OK - moved this to "to read" since I haven't picked it up in ages. Will get back to it at some point.
Renea
While I found this book interesting and the book lists valuable, I was appalled by the number of author's names that were misspelled! The worst example is Tomie DePaola. First of all, his first name was spelled Tomi throughout the book, and in one paragraph, his last name is spelled DePaola in the first sentence and DePaolo in the last sentence. I can't believe a book about books contains errors like that.
Nancy
This book belongs on your shelf next to 84 CHARING CROSS ROAD. If you love bookstores and want to know what it is really like to run one, read Betsy Burton's escapades at her charming Salt Lake City bookshop, housed in a white clapboard with rooms of books and light and stories. Peppered throughout are lists of Betsy's favorite books on every genre and sub-genre imaginable. Great fun!
Nikki
May 16, 2007 Nikki rated it 5 of 5 stars
Recommends it for: book lovers
Shelves: nonfiction, own-it
I truly loved this inside look at the world of books and how booksellers shape that world for readers. It gave me a new appreciation for independent booksellers, for Book Sense, and for what it means to the market for independent booksellers to continue to exist. And I was pleasantly surprised by how much I wanted to keep reading, how Burton pulls you steadily through her memoir.
Tammy McCallister
This book was a real surprise. It was a series of short stories centered around the author's experiences as an independent book seller. She shared meetings with authors (Isabelle Allende!), personnel issues, budget crunches and -above all - her lists of books she had read a loved.
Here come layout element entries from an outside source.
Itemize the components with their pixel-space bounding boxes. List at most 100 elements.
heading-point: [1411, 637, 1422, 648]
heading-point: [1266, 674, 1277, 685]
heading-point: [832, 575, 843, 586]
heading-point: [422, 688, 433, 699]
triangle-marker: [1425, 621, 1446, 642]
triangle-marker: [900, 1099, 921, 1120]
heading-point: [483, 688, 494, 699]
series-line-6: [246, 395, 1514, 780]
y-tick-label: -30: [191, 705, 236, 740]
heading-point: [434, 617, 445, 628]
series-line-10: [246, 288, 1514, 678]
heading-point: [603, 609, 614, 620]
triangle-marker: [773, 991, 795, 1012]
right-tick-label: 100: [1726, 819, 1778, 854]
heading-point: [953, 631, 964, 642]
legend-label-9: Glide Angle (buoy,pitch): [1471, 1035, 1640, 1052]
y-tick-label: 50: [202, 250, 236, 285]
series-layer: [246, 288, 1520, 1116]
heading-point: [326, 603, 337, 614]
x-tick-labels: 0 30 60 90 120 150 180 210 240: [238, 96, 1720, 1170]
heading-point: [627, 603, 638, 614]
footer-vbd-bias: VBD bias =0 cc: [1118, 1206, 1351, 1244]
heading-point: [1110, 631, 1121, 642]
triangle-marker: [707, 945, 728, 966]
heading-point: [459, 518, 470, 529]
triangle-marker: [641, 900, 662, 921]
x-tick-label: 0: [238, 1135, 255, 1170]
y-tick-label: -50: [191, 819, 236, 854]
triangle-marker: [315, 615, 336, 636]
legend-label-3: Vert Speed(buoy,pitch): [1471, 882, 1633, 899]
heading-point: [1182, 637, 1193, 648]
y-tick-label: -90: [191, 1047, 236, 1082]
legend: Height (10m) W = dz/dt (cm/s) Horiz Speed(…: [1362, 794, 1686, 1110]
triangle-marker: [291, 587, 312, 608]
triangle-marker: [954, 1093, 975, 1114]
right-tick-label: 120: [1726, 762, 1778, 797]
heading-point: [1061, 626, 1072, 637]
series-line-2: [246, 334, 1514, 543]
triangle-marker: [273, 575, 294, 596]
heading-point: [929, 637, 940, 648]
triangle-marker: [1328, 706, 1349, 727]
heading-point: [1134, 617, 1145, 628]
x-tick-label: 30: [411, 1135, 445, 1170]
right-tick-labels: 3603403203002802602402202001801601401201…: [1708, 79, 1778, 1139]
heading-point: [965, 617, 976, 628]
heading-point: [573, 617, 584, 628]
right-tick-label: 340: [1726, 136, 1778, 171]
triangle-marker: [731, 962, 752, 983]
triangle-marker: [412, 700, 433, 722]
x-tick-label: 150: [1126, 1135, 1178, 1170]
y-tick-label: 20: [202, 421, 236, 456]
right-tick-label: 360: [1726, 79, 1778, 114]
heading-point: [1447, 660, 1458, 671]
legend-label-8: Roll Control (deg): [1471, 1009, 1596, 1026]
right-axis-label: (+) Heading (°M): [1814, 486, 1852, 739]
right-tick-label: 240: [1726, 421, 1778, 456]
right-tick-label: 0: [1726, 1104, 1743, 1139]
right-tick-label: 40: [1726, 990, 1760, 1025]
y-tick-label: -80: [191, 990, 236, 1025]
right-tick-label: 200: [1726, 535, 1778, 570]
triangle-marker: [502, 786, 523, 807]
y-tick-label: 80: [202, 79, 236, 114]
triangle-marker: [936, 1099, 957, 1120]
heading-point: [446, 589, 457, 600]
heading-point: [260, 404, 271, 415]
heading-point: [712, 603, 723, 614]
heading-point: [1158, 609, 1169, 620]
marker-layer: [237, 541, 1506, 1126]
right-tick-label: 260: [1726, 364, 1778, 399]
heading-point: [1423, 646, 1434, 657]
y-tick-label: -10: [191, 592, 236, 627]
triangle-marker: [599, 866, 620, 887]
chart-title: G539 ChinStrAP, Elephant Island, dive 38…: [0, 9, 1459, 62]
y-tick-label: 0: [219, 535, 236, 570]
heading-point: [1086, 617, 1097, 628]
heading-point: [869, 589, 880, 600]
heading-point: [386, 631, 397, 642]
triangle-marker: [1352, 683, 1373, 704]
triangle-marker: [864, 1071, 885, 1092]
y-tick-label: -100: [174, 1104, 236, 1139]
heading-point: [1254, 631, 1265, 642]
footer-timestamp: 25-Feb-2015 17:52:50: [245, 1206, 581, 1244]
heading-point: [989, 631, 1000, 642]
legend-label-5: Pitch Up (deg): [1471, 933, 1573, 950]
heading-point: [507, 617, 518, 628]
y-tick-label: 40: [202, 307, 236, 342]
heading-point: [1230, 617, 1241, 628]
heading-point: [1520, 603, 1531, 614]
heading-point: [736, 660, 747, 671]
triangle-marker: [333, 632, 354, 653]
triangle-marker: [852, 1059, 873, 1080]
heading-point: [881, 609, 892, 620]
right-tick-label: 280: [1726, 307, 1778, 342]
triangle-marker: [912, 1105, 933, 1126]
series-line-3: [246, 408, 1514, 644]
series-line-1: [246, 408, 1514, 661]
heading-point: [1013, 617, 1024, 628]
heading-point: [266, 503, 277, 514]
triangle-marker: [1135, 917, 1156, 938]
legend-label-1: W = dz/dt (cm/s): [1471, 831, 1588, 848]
I really enjoyed it and will never have the time to work through all the books she recommended.
Jennifer
Jan 22, 2009 Jennifer rated it 3 of 5 stars
Recommends it for: Book lovers and teachers of literatur of all kinds
Betsy Burton's book about being a bookseller is an interesting read. It is partly a history of her bookstore, partly an appreciation of authors, partly "how-to" or "how-not-to" run a business. This book is one that leads you to other books. Sometimes it's her enthusiastic descriptions of authors I've never read; sometimes it's the lists of books for every taste and occasion.
Tiah
Nov 08, 2012 Tiah added it
I loved this book. I adored it. I read it slowly because I didn't want it to end. Then it ended before I thought it would because I didn't take in account of the index. I now have a long list of people who've I decided also need this book. That person is probably you, because if you are on goodreads then you are probably a bookworm. Bookworms need this book.
Joanne
Interesting and fun read about an independent bookstore in Salt Lake City (will definitely visit it when I'm next there). The parts I enjoyed most were about authors and books - lots of great lists and insights. The sections about business troubles were less interesting - it felt like therapy for the author. That said, being an independent book store is not easy!